40. 1 September 1991 [NM] (Fauré; Shakespeare and Bacon; Freudian/Marxist commentators; Hamilton)

previously unpublished; © the estate of eric sams and beatrice cazac (Mrs. Mathew’s letters)

1 IX 1991

for your playful mind rather a play of nines!

 

My dear Eric,

So many things I've been wanting to talk to you about! Where to begin? At the end? Yours of 5 VIII. You've become an OAP. I'd congratulate, if I had any idea what that was. It can't be old and ancient person? You talk of the Shakes-appearing. But your spear is unbroken I see. Why Cortona? I did once visit the town and think: I'd like to stay here long enough to write a book. Many years later, my daughter, between school and university, was wandering around looking for some place I could breathe in at week-ends, and she found this. She became the muse of the town, founded a 'night' called Foxes, the shadow of which still exists, and I, after being 'la hija de Madariaga' became 'la mamma di Beatrice'.

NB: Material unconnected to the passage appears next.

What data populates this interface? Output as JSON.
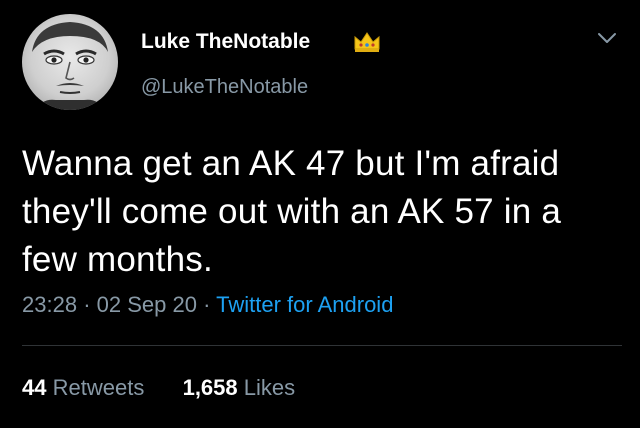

   I saw your article on Fauré in the TLS* [28 June 1991ED] and liked it a lot. I like your prejudice, indirectly confessed in your letter but here between the lines, in favour the early Fauré – indeed the only one I know – and your as usual balanced and fair remarks (however hard you hit you don't hit below the belt). And your way of writing with the head but from the heart. How is it people need to be told that Fauré 1 is the same man as Fauré 2? And I do appreciate your attack on those vague remarks that instead of high-lighting, slide over. You mention 'N'est-ce pas...' a beautiful poem, n'est-ce pas? It was one of my father's favourites. So Fauré also put Baudelaire's chocks to music? There must be so much I don't know. Is there any chance of your unearthing a few poems from the attic?

   About vowels, I enclose copy of some lines from my father which I don't think I'd ever read. Wish he could have seen my pages. All your comments – no, responses, are delightful, like punning and counterpunning. You're right about interstices between the roots, such things have so fascinated me that I think that's where reality is. Sufis call it 'the uncreated light', from which all light comes. (I enclose on this a few lines from an old poem in my attic, some 25 years old.) I hadn't thought of lisps, but they belong.

   And of course everywhere, in article and letter, I rejoice in your live puns. Which my father too revelled in, as did Shakespeare (and Bacon). There are automatic, mechanical associations, the mind jumping from sound to sound meaninglessly. But in deeper minds they do go so deep, and I love your earthing of Shakespeare's sea-change. The Freudian/Marxist commentators (specially Eagleton – tho' since 1989, I see, he's veering off Marxism) so off the (dare I say?) 'marx' when commenting on those fathoms deep into the earth. Meanwhile you by responding to some of my vowel connections have shown them to me. Talk of fireworks ('in your own right - write, rite...)! Just one question, do you rhyme orange with fringe, revenge or harangue = meringue?

   Now do please get on with that quarto Hamlet, there's a really creative job, now you're an 'OAP' (?). Isn't it amazing? You'd think everything of Shakespeare's that could be brought up to date had been. Your brief note onMerry Wives, a joy. All the stories about Shakespeare may have been invented but one wonders why they should have been? Will the Oxfordians ever begin to wonder whether Gary Taylor &Co may have been wrong?

   I've discovered the source of your friend Hamilton's amazing statement that Spedding was a Baconian. The dangers of just repeating what someone else has said. He read it in dear

Comtesse de Chambrun. Who however does have a lot of interesting points. You must know what she wrote about Shakespeare's anagram (which Baconians have looked on as a Bacon sign). Any views about this?

   Over to you, dear Eric, some more on Hamlet, some more Pace so and so, more Shakespeare's early works.

   With every good wish

___

 

* Have you noticed the new and 'improved' format? There was nothing wrong with the old but as if to prove their own existence people have to keep moving. I wrote to the Editor to ask why, after 50 years readership and many formats, they had found the need to add confusing lines between the columns so that, particularly in the letters, one doesn't know where a column follows on; to have enormous (and variable) variants between headings, and above all a complete absence of information at the top of the page as to what paper we are reading, date and no, of page (tho' they can be seen with a magnifying glass if one pulls the paper open and looks at the bottom). The Editor wrote back most courteously, and unexpectedly, saying that others had liked 'the new spaciousness'. Certainly there is space - where all the information is missing, and we get only some vague and superfluous heading, such as 'Eastern Questions'.

 

Talking of Eastern questions, isn't it exciting what's been going on in USSR? I wonder what you think? I have thoughts which go counter to what almost everyone (including experts) are saying. (A suivre).